“Estamos hechos de narraciones tanto individual como colectivamente”, leo en la introducción de “El tejido que nos une: ¿Por qué las buenas historias transforman al ser humano?”, un libro que encontré gracias a la generosidad de Percy Marquina y Daniel Salas, al llegar hace pocos días al Perú. En un texto breve pero muy relevante, sus dos autores nos recuerdan sobre los “poderes secretos del lenguaje” para “transformar los ánimos, e incluso convertir un evento calamitoso en un episodio inspirador”. Más aún y ad portas de la inauguración de la Feria Internacional del Libro de Lima –y de otros eventos culturales ocurriendo en diversas regiones–, la reflexión de cómo el storytelling nos ha venido humanizando desde que surgimos de la caverna adquiere hoy un carácter de urgencia. Comunicarnos e intercambiar ideas, emociones y recuerdos en tiempos de guerras espeluznantes, migraciones masivas, tráfico de mujeres y niños, destrucción de la naturaleza, hambrunas y procesos de derrumbe político y social acelerado es hoy un acto de sobrevivencia extrema. No hay más que recordar al genial Boccaccio recolectando y forjando narrativas durante la etapa más sombría de la historia europea o a Marco Aurelio reflexionando en sus “Meditaciones” sobre la vida mientras enfrentaba su propia muerte, además de la guerra, la ambición y la traición.

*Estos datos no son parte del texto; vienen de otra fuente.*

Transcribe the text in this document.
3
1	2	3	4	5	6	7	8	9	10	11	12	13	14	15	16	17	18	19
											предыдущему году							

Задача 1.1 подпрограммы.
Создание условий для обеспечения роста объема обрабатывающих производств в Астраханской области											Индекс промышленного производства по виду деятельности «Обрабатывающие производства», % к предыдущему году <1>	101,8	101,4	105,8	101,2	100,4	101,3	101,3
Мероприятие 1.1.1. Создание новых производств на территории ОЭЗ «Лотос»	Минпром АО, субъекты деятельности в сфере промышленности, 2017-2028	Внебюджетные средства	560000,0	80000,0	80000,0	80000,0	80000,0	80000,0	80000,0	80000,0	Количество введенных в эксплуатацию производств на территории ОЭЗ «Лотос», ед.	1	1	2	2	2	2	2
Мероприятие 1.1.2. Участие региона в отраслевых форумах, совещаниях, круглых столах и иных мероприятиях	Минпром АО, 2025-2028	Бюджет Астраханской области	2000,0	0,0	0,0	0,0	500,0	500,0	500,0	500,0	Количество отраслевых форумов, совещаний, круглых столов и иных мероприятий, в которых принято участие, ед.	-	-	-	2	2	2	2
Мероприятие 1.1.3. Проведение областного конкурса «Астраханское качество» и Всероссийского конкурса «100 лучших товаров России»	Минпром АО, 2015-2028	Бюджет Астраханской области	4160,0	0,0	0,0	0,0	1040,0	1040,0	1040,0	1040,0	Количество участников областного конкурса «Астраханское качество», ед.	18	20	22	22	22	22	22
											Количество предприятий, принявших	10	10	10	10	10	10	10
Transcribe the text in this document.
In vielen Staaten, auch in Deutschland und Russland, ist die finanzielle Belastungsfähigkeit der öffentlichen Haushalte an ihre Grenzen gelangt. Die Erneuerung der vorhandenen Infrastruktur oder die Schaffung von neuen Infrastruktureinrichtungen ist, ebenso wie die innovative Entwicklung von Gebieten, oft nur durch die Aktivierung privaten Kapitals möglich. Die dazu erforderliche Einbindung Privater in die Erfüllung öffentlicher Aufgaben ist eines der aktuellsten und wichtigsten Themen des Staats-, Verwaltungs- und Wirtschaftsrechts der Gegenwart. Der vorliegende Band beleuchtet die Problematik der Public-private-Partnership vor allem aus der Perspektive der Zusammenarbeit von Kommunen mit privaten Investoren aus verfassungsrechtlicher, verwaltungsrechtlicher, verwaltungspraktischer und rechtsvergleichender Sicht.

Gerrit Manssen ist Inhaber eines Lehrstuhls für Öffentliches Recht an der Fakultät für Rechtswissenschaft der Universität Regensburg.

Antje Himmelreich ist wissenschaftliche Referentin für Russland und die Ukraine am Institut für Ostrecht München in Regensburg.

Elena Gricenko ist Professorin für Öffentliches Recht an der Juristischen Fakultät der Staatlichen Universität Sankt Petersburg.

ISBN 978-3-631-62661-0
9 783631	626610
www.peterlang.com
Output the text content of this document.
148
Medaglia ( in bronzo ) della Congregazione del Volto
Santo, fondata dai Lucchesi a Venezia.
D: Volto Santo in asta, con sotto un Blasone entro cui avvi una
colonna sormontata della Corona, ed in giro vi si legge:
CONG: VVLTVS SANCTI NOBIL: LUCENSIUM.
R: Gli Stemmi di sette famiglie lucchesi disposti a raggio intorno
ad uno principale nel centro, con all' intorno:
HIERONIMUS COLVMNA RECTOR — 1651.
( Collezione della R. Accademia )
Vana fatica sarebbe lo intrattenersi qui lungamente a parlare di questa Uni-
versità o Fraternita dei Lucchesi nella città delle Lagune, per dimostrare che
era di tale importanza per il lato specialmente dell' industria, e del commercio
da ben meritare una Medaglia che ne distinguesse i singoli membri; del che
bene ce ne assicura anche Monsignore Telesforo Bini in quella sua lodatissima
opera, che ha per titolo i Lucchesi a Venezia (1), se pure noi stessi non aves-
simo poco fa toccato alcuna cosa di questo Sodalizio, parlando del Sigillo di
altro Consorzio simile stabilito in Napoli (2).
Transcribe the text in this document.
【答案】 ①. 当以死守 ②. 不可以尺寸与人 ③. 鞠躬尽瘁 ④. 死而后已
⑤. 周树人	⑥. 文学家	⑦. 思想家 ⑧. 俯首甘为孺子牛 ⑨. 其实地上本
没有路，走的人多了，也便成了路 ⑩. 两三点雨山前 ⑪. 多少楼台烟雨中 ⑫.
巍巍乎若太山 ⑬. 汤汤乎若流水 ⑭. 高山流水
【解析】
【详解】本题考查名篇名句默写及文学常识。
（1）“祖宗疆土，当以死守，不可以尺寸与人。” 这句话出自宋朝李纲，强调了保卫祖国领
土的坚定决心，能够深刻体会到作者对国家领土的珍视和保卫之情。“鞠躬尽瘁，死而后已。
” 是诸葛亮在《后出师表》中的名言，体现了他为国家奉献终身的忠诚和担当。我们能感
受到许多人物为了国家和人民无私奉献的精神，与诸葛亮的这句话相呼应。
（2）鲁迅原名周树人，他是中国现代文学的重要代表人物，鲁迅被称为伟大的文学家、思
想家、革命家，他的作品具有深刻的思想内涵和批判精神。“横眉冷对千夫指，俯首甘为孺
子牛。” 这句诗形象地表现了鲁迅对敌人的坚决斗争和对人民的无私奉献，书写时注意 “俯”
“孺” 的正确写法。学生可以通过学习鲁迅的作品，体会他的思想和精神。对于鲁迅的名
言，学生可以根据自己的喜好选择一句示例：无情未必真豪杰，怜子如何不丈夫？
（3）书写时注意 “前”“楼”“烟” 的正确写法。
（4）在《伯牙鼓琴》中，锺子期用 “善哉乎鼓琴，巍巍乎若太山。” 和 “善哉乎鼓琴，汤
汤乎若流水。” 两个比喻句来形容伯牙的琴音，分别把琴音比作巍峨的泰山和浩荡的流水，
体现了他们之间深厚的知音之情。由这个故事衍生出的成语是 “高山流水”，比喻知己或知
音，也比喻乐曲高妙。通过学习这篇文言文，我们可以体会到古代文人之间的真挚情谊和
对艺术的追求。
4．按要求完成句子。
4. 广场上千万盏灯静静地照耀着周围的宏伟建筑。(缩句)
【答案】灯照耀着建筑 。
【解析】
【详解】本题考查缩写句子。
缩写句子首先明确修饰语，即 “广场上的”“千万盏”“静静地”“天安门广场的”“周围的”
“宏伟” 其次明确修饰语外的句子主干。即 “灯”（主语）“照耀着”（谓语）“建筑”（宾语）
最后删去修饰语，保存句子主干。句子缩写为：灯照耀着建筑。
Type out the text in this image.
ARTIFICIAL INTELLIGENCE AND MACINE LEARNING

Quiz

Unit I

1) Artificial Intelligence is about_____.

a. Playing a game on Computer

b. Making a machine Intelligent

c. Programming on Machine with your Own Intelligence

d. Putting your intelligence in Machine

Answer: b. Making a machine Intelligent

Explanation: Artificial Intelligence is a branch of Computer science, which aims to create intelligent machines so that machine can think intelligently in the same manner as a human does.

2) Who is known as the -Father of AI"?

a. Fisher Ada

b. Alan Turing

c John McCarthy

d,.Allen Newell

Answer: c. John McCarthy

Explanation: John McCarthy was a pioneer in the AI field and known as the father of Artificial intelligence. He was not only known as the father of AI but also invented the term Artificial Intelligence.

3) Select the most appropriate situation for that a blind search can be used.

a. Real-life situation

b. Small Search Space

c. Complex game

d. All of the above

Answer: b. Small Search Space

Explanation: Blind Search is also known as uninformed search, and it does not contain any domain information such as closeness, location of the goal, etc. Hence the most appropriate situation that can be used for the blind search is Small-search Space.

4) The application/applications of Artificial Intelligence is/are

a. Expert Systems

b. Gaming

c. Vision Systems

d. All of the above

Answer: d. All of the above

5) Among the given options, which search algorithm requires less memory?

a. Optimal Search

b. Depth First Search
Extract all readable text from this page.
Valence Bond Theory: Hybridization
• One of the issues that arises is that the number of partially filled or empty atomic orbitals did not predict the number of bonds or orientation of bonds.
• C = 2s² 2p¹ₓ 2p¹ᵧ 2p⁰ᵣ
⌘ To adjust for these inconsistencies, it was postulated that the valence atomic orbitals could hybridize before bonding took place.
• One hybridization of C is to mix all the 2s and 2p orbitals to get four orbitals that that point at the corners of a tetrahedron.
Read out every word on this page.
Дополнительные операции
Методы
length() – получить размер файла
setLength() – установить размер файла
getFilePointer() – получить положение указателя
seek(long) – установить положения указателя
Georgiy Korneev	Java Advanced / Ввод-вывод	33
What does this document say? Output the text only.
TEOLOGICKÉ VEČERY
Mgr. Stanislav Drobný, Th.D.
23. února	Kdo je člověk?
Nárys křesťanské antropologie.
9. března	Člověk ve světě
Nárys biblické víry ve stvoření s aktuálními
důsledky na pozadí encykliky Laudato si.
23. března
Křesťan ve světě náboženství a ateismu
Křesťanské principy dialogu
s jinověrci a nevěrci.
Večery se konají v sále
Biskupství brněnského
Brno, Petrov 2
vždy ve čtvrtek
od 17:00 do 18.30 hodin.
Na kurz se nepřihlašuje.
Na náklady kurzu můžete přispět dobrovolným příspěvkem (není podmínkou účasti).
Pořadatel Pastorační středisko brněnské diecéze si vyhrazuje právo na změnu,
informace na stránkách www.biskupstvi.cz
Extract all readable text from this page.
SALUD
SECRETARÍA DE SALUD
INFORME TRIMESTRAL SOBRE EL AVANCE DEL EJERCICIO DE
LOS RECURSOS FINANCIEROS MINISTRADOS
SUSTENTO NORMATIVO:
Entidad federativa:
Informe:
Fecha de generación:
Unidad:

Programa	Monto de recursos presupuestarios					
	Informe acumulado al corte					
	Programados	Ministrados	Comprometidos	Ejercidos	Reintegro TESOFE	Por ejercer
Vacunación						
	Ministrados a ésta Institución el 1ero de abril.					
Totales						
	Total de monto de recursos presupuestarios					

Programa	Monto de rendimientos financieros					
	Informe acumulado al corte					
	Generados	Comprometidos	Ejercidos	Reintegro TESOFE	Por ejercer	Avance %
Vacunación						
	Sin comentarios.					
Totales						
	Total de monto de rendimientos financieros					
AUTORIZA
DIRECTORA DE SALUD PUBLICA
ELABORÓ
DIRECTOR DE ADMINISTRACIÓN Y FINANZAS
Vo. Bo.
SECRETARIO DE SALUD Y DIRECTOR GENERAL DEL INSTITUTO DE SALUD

¿Cuál es nuestro bagaje cultural, además del proveniente de nuestra historia milenaria, para transitar por estos tiempos amargos, traidores y violentos? El Perú exhibe una de las ilustraciones –y acá utilizo la idea de las múltiples expresiones del fenómeno cultural dieciochesco– más sofisticadas de la región. Con personajes de la talla del médico Hipólito Unanue, pero, también, de su aventajado discípulo, el afrodescendiente limeño y primer cirujano de la República: José Manuel Valdés. En trabajos anteriores, he recordado cómo Unanue acogió a Valdés en el Colegio de Medicina y Cirugía de San Fernando, donde se graduó y ejerció la cátedra de medicina clínica. Su trabajo sobre la influencia del bálsamo de copaiba para curar las convulsiones infantiles, que se editó en Francia, colaboró en su renombre internacional. Cabe subrayar que Valdés, que publicó decenas de libros, entre ellos uno dedicado al cáncer uterino y otro a San Martín de Porres, participó en las luchas por la independencia, cuyo momento final ocurrió en Ayacucho. En pocos meses, y en medio de una de las crisis más graves de nuestra historia, el Perú celebrará el bicentenario de la Batalla de Ayacucho. Ahí miles de héroes anónimos dieron la vida por una república que, desde sus inicios, estuvo asociada a una materialidad concreta, el bienestar físico, y a la idea ilustrada de la felicidad, íntimamente relacionada con la realización personal.
En una notable biografía, “Semblanza de Cayetano Heredia. Un maestro paradigmático”, Javier Mariátegui reconstruyó la trayectoria de vida de un médico peruano ejemplar, que supo conciliar el desafío republicano, anteriormente señalado, con el magisterio y la reforma de la medicina peruana. Continuador de la ilustración fernandina, curtida en el desamparo económico y la sobrevivencia a todas las tormentas políticas imaginables, Heredia representa un camino alternativo a la excelencia que el marasmo corrupto actual hoy desconoce y, además, desprecia. El “anónimo hijo del pueblo” que mediante su vida y trabajo se transformó, de acuerdo con Mariátegui, en un “ciudadano ejemplar” nació en un caserío piurano teniendo “a la pobreza como madrina y al desamparo como padrino”. Su temprana educación, en el Convento de San Francisco de Lima, combinó la gramática, el latín y las matemáticas, llevándolo, junto con la doctrina cristiana, al mundo de las humanidades y las ciencias. Tenía 15 años y la idea de la medicina como sacerdocio cuando ingresó a San Fernando. Excelente anatomista, nos recuerda Mariátegui, el joven norteño recibió su título a los pocos años de declarada la independencia y desde allí el cielo fue el límite para su realización y la de la medicina nacional. “Estudia los clásicos sin olvidar a Hipócrates”, le recomendó a su brillante discípulo José Casimiro Ulloa, a los pocos años de tener que sufrir esa “amargura”, nutrida de envidia y revancha, que para muchos se lo llevó a la tumba. Sin embargo, ese “tejido que nos une” y al que apelamos –en estos momentos dramáticos– no solo debe incorporar a Heredia a un relato republicano, de decencia, sacrificio y entrega, sino celebrarlo como expresión de la sanación corporal y espiritual que tanto necesitamos.